これに対し転てつてこは、信号機と同じように集中して設けられる場合と、各転てつ器ごとに分散して設けられる場合の2通りがあります。
集中して設けた場合は転換の都度係員が現場に出向く必要がありませんが設備コストが高くなります。どちらにするかは転てつ器の転換頻度を勘案して決定されるのでしょう。
ところで、なぜ信号てこは「集中配置」のみで「分散配置」がないのでしょう。
理由は良くわかりませんが、想像するに、
・場内信号機は駅の最外方の分岐器よりもさらに外方にあり、
駅本屋からかなり遠い位置になるため、都度係員を
向かわせるのが大変。遠方信号機ならなおさら。
・信号機は列車に対して進入・進出の可否を指示するもの
であり、駅長との密接な連携が必要。従って本屋から
離れた位置で信号機を操作するとこの連携にミスが出る
恐れがある。
といったところではないでしょうか。
転てつてこの場合は、分散配置により連携ミスが発生したとしても、転てつ器と信号機の間に連鎖関係が設けられているため、作業の時間的なロスは発生しても信号機の操作を誤る事態には至らないため現場扱いが許されているのではないのでしょうか。

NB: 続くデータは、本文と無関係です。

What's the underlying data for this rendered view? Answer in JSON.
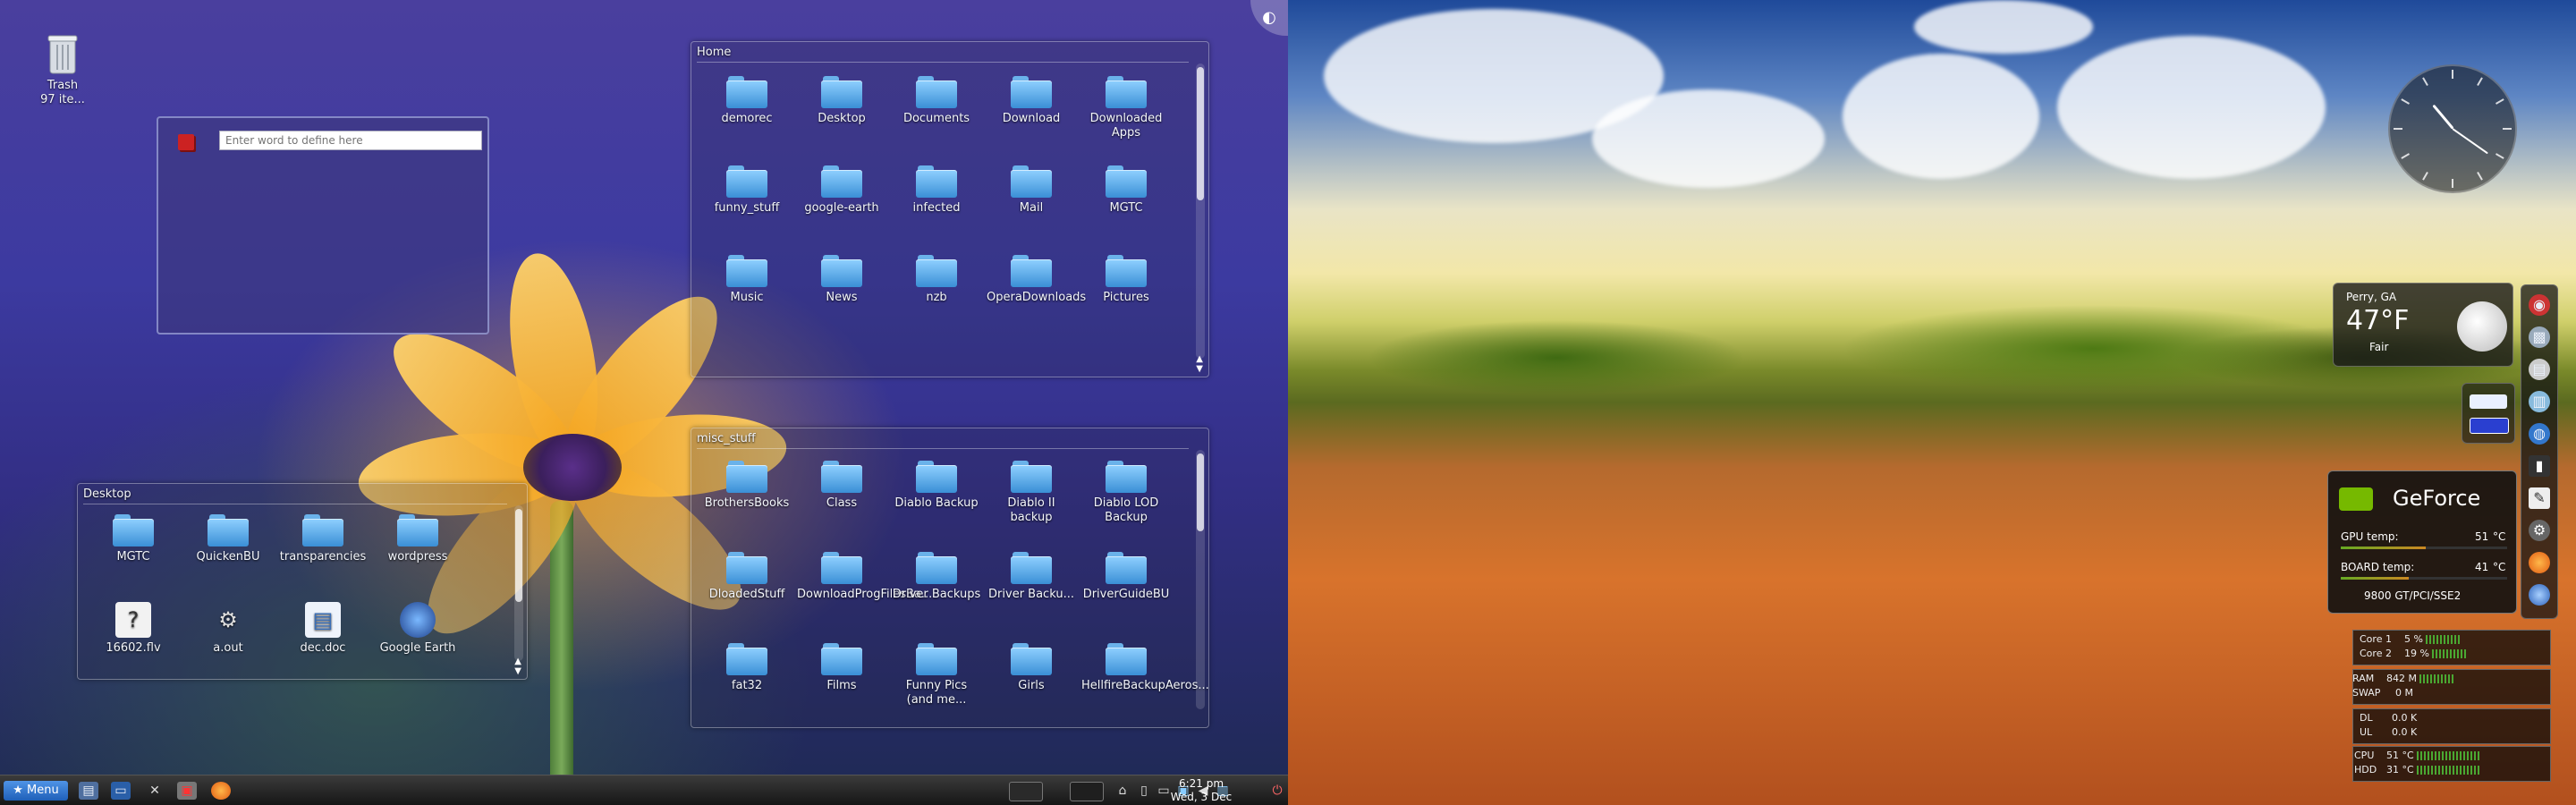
{
  "desktop": {
    "trash": {
      "label": "Trash",
      "count": "97 ite..."
    }
  },
  "dictionary": {
    "placeholder": "Enter word to define here"
  },
  "home_view": {
    "title": "Home",
    "items": [
      {
        "label": "demorec",
        "badge": ""
      },
      {
        "label": "Desktop",
        "badge": "desktop"
      },
      {
        "label": "Documents",
        "badge": "doc"
      },
      {
        "label": "Download",
        "badge": "down"
      },
      {
        "label": "Downloaded Apps",
        "badge": ""
      },
      {
        "label": "funny_stuff",
        "badge": ""
      },
      {
        "label": "google-earth",
        "badge": ""
      },
      {
        "label": "infected",
        "badge": ""
      },
      {
        "label": "Mail",
        "badge": ""
      },
      {
        "label": "MGTC",
        "badge": ""
      },
      {
        "label": "Music",
        "badge": "music"
      },
      {
        "label": "News",
        "badge": ""
      },
      {
        "label": "nzb",
        "badge": ""
      },
      {
        "label": "OperaDownloads",
        "badge": ""
      },
      {
        "label": "Pictures",
        "badge": "pic"
      }
    ]
  },
  "misc_view": {
    "title": "misc_stuff",
    "items": [
      {
        "label": "BrothersBooks"
      },
      {
        "label": "Class"
      },
      {
        "label": "Diablo Backup"
      },
      {
        "label": "Diablo II backup"
      },
      {
        "label": "Diablo LOD Backup"
      },
      {
        "label": "DloadedStuff"
      },
      {
        "label": "DownloadProgFilesBa..."
      },
      {
        "label": "Driver Backups"
      },
      {
        "label": "Driver Backu..."
      },
      {
        "label": "DriverGuideBU"
      },
      {
        "label": "fat32"
      },
      {
        "label": "Films"
      },
      {
        "label": "Funny Pics (and me..."
      },
      {
        "label": "Girls"
      },
      {
        "label": "HellfireBackupAeros..."
      }
    ]
  },
  "desktop_view": {
    "title": "Desktop",
    "items": [
      {
        "label": "MGTC",
        "kind": "folder"
      },
      {
        "label": "QuickenBU",
        "kind": "folder"
      },
      {
        "label": "transparencies",
        "kind": "folder"
      },
      {
        "label": "wordpress",
        "kind": "folder"
      },
      {
        "label": "16602.flv",
        "kind": "unknown"
      },
      {
        "label": "a.out",
        "kind": "gear"
      },
      {
        "label": "dec.doc",
        "kind": "doc"
      },
      {
        "label": "Google Earth",
        "kind": "earth"
      }
    ]
  },
  "taskbar": {
    "menu_label": "Menu",
    "time": "6:21 pm",
    "date": "Wed, 3 Dec"
  },
  "weather": {
    "location": "Perry, GA",
    "temp": "47°F",
    "condition": "Fair"
  },
  "gpu": {
    "brand": "GeForce",
    "gpu_label": "GPU temp:",
    "gpu_value": "51",
    "board_label": "BOARD temp:",
    "board_value": "41",
    "unit": "°C",
    "model": "9800 GT/PCI/SSE2",
    "gpu_fill": 0.51,
    "board_fill": 0.41
  },
  "sysmon": {
    "core1_label": "Core 1",
    "core1": "5 %",
    "core2_label": "Core 2",
    "core2": "19 %",
    "ram_label": "RAM",
    "ram": "842 M",
    "swap_label": "SWAP",
    "swap": "0 M",
    "dl_label": "DL",
    "dl": "0.0 K",
    "ul_label": "UL",
    "ul": "0.0 K",
    "cpu_label": "CPU",
    "cpu": "51 °C",
    "hdd_label": "HDD",
    "hdd": "31 °C"
  },
  "colors": {
    "accent": "#3a8fd6",
    "gpu_green": "#76b900"
  }
}
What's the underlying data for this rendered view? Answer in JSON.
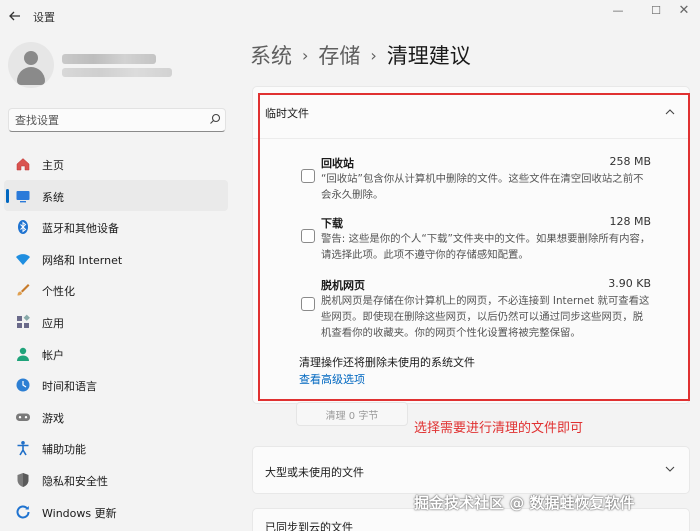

実例として挙げた駅の転てつ器てこは現場扱い(分散配置)になっています。
連動図の下図の部分、
「No.1」と書かれた左の、いかにも「てこ」のような記号が転てつてこを表しており、転てつ転換器と呼ばれます。
その下の、○に「大」とかかれたものは、転てつ器標識を表しています。
正確にはちょっと違うのですが、おおよそはこんな感じです。川端駅です。
左が転てつ転換器、右が転てつ器標識です。
転てつてこはこれだけではありません。
下図も転てつてこを表しています。
転てつ器標識を示す○の記号に斜めの短い線が追加されています。
これは図が示す通り、転てつ器標識とてこが一体となったもので、
標識付転換器と呼ばれています。
一戸駅です。
標識の右下のレバーを操作して転てつ器を転換します。
転てつ転換器と標識付転換器の使い分けの基準は良くわかりませんが、実例を見る限り、
・渡り線など、複数の転てつ器を同時に転換する場合には
転てつ転換器
・電気的な鎖錠を設ける場合には転てつ転換器。
(標識付転換器には機械的な鎖錠は設けられるが
電気的な鎖錠が設けられない。
「電気的な鎖錠」については後述)
・それ以外には標識付転換器
といったように思います。
(もっとも、実例として掲げた駅の21、22の転てつ器は上記にあてはまっていませんが・・・)
なお転てつ器を転換するためのものには、上記のほか、
・錘付転換器(いわゆるダルマ)
・ポイントリバーS型
と呼ばれるものがあります。
錘付転換器の例です。上田駅です。日本全国、どこでも見ることができました。
名前の通り、円盤状の錘の重さだけで先端軌条の密着を確保するという、きわめて原始的なものです。
白い部分が上ならば定位です。
ポイントリバーS型の例です。美濃太田機関区です。
錘付転換器の改良版らしいです。車両基地などにはこのタイプが多かったですね。
錘付転換器とポイントリバーS型については、鎖錠機構を設けることができません。
鎖錠機構を設ける必要のある本線関係の転てつ器には転てつ転換器または標識付転換器、それ以外の側線関係の転てつ器には錘付転換器やポントリバーS型が使用されます。
ただし、何事にも例外はつきもの。
下は野上電鉄日方駅です。
どうみても本線と思われる線路に錘付転換器が使用されています。
当然信号機はありません。
いったいどうなっているのか、ナゾです。
信号機と転てつ器間の連鎖を設ける装置について書くつもりでしたが、てこの話だけで疲れてしまいました。次の記事で書くことにします。